Kewajiban pegawai ketika naik KA berpakaiana R-6 sangat positif bagi perusahaan, karena dampaknya tidak hanya meningkatkan disiplin pegawai, namun dapat mendorong disiplin penumpang KA. Para penumpang kini telah menyaksikan ketika kondektur memeriksa para pegawai naik KA. Sambil bertegur sapa, dengan sendirinya pegawai menunjukkan tiket, sama dengan tiket penumpang umum.
Kondektur wajib melaporkan bila ada penumpang tanpa tiket, tiketnya tidak sesuai dengan KA, salah tanggal dan sebagainya, Kondektur juga dituntut menurunkan pedagang asongan dan melaporkan kejadian itu. Laporan ini wajib setiap bertugas dalam bentuk tertulis pada format yang telah disiapkan bagian operasi. Dengan laporan tersebut, maka dapat diketahui siapa yang berprestasi dan siapa yang tidak disiplin.
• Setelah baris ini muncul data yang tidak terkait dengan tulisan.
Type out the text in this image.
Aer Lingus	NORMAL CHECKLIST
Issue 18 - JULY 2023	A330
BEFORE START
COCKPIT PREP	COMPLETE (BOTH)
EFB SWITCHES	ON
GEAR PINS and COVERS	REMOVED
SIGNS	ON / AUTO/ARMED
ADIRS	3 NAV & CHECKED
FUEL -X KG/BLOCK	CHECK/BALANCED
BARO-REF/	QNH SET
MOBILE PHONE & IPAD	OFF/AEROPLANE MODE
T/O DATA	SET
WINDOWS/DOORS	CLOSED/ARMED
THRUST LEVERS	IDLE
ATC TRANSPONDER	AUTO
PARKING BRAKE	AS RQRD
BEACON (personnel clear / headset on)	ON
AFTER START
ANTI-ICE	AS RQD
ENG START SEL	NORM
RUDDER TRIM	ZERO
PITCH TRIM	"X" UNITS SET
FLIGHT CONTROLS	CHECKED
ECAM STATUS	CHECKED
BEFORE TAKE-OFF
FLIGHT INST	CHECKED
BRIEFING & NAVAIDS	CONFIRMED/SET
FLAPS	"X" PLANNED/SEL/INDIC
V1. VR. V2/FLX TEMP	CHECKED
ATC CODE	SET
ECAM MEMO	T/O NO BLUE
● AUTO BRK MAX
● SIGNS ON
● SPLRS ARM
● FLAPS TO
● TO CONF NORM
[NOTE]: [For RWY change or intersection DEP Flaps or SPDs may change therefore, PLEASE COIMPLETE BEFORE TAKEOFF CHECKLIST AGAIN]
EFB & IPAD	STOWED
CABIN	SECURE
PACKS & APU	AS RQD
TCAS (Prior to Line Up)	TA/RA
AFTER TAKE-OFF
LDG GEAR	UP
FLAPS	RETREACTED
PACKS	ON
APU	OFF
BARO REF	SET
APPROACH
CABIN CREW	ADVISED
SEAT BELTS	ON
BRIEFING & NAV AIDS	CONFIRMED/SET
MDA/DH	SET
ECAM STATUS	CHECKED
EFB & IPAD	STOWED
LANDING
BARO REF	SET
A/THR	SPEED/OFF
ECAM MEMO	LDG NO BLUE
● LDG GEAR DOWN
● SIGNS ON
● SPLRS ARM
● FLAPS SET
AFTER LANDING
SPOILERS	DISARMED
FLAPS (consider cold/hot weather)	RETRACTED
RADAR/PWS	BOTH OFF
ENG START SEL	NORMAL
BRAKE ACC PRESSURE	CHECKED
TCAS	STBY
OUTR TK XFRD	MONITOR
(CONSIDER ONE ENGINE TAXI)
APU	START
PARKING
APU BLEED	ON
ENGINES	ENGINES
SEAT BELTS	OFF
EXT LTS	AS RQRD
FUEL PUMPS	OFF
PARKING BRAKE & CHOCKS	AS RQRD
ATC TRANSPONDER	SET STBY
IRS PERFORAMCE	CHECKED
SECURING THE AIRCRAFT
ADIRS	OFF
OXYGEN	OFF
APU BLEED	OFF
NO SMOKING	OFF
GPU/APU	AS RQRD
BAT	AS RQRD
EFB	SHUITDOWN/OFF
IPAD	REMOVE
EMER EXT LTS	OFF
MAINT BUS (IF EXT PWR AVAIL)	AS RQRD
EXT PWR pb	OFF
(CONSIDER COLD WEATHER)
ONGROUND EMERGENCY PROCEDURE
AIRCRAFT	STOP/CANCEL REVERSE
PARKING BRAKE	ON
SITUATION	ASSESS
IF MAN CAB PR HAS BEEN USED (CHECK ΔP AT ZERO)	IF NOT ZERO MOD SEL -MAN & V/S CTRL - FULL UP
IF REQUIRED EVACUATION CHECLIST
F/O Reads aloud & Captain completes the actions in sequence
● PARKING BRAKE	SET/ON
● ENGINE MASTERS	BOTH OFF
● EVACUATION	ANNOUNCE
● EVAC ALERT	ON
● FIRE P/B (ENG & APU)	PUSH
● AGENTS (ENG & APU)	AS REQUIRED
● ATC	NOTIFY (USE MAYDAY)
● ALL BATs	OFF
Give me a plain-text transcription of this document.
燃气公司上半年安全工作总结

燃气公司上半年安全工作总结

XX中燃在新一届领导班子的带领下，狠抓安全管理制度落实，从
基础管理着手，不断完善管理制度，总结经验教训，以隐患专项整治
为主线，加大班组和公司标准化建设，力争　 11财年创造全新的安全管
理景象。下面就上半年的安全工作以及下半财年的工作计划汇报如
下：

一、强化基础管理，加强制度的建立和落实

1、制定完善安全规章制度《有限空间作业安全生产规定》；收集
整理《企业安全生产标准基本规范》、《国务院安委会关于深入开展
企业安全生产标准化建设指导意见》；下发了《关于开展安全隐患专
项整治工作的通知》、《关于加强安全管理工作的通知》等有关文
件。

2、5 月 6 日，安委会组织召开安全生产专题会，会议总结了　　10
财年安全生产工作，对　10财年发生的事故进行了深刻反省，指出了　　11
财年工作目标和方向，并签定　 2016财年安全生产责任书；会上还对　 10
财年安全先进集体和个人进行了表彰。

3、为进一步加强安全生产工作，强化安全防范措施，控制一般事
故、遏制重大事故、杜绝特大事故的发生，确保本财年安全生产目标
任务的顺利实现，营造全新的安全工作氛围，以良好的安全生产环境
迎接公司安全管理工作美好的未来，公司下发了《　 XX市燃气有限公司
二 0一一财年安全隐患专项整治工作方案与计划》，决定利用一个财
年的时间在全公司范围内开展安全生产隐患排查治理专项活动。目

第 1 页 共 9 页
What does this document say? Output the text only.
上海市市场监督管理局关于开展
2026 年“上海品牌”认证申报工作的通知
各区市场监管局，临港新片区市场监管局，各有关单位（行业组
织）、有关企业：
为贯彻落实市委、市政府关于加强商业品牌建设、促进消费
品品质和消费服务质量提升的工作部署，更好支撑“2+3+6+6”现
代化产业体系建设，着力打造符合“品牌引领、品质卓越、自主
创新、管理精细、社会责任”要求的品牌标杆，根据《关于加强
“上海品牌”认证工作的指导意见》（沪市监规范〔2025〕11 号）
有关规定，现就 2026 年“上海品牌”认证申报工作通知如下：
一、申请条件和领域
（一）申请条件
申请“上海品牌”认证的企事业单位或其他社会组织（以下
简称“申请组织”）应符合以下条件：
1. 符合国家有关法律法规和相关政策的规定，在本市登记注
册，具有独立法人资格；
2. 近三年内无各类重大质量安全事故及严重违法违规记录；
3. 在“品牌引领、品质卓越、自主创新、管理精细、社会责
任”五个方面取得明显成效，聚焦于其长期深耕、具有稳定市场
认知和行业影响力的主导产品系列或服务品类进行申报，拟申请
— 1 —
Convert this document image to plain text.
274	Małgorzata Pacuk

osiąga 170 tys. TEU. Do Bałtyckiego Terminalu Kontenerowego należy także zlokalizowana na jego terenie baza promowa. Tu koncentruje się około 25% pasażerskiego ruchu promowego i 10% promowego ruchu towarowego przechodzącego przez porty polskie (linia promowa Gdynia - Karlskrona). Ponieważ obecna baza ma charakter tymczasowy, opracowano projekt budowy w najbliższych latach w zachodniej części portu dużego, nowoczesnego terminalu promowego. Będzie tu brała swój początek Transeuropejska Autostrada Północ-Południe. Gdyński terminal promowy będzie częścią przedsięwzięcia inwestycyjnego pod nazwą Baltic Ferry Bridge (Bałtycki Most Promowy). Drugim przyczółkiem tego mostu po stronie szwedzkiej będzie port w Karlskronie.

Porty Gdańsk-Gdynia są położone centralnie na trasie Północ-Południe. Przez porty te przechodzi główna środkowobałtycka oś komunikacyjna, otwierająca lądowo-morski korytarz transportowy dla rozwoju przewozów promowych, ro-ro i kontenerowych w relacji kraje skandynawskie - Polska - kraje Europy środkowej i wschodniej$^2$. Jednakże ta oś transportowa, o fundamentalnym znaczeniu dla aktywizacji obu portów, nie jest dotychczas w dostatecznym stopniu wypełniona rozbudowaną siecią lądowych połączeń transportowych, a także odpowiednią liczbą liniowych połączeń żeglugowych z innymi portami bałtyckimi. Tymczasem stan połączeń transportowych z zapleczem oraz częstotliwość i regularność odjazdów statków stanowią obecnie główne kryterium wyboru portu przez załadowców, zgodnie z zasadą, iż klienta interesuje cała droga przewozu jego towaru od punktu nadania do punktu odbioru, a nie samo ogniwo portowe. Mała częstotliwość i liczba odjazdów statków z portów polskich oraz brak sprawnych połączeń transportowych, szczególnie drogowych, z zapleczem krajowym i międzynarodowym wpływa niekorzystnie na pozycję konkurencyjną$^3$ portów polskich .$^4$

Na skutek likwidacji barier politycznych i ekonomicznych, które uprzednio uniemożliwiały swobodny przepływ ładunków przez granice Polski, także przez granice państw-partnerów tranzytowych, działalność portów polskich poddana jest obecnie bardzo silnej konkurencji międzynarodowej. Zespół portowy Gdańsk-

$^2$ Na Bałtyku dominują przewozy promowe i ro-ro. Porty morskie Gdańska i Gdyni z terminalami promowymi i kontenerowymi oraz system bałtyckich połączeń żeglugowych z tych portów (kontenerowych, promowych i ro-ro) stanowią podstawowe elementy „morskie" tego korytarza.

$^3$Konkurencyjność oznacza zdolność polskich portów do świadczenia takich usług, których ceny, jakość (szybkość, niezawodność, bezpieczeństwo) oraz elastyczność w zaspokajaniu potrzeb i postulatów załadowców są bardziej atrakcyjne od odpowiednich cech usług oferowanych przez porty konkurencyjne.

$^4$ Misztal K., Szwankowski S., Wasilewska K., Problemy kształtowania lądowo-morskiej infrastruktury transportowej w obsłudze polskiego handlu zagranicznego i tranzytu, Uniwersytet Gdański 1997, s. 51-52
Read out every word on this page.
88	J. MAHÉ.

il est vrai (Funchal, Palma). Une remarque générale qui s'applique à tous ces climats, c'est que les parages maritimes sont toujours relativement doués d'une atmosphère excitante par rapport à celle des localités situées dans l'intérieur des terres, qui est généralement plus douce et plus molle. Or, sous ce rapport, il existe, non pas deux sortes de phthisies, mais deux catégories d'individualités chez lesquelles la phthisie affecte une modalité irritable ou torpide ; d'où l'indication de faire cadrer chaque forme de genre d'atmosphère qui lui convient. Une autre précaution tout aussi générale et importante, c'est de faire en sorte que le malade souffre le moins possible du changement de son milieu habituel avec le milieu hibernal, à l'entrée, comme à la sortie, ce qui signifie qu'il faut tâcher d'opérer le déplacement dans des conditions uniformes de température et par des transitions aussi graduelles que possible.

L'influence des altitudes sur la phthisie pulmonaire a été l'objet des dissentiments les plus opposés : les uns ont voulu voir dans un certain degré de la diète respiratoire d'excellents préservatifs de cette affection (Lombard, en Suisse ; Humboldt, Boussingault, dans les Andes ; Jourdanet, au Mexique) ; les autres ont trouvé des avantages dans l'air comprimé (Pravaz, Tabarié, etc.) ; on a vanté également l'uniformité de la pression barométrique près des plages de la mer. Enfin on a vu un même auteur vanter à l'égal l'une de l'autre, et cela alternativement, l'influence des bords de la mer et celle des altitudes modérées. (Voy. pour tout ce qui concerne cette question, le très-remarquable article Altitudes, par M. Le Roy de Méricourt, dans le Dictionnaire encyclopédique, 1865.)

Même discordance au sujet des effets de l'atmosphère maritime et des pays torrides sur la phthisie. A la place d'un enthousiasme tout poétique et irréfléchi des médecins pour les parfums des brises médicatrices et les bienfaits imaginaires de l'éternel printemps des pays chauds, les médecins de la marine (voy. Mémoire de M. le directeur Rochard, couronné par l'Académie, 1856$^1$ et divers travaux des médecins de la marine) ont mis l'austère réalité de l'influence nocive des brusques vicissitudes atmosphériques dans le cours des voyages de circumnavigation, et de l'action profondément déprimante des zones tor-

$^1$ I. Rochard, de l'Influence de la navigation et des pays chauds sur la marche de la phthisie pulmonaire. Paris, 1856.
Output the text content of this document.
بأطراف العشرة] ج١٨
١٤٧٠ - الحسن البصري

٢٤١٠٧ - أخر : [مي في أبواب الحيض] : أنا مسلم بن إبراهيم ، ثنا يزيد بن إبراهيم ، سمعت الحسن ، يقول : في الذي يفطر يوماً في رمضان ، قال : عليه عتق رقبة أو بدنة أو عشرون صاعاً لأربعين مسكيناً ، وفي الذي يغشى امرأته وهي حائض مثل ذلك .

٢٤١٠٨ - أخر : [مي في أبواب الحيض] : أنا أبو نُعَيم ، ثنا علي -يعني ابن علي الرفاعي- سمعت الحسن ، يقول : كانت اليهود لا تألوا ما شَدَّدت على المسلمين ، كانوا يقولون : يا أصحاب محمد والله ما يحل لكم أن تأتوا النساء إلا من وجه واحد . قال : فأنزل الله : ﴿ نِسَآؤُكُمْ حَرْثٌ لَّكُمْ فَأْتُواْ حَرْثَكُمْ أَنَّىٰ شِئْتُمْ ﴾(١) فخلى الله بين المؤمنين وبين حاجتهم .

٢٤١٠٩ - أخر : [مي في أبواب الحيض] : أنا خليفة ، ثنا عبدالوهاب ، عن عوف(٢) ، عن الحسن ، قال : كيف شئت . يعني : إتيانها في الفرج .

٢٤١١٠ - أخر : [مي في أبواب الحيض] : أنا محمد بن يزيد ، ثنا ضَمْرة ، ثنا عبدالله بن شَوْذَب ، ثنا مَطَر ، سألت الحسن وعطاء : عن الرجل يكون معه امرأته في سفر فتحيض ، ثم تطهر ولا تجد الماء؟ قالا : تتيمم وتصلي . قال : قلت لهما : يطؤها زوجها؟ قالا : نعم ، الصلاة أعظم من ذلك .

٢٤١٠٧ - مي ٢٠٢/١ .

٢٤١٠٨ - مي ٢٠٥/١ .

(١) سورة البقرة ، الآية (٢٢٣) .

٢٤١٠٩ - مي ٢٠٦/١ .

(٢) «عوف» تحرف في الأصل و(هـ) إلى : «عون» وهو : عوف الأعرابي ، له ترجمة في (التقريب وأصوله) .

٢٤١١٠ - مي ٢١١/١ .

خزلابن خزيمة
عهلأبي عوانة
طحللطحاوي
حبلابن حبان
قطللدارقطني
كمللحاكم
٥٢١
Tidak hanya itu, kondektur juga harus berani memeriksa surat-surat bukti diri dan surat angkutan para pegawai yang naik KA. Apabila didapatkan pegawai naik KA tidak dilengkapi surat angkutan, maka kondektur wajib menurunkan pegawai tersebut di stasiun terdekat yang akan dilalui KA. Apabila telah menurunkan pegawai, maka kondektur juga wajib lapor nama para pegawai yang diturunkan tersebut, sehingga bagian SDM dapat memberikan sanksi, setidaknya teguran kepada para pegawai yang melanggar peraturan tersebut.
Keberanian kondektur menurunkan pegawai yang nota bene kawan sendiri merupakan suatu upaya yang luar biasa. Pada awal pemberlakuan peraturan kewajiban kondektur memerika kelengkapan surat angkutan pegawai para kondektur banyak yang ragu, takut dan sulit menegakkan peraturan tersebut. Bahkan pernah ada di salah satu Grup BBM petugas operasi muncul kekhawatiran para kondektur akan berkelahi dengan kawan sendiri.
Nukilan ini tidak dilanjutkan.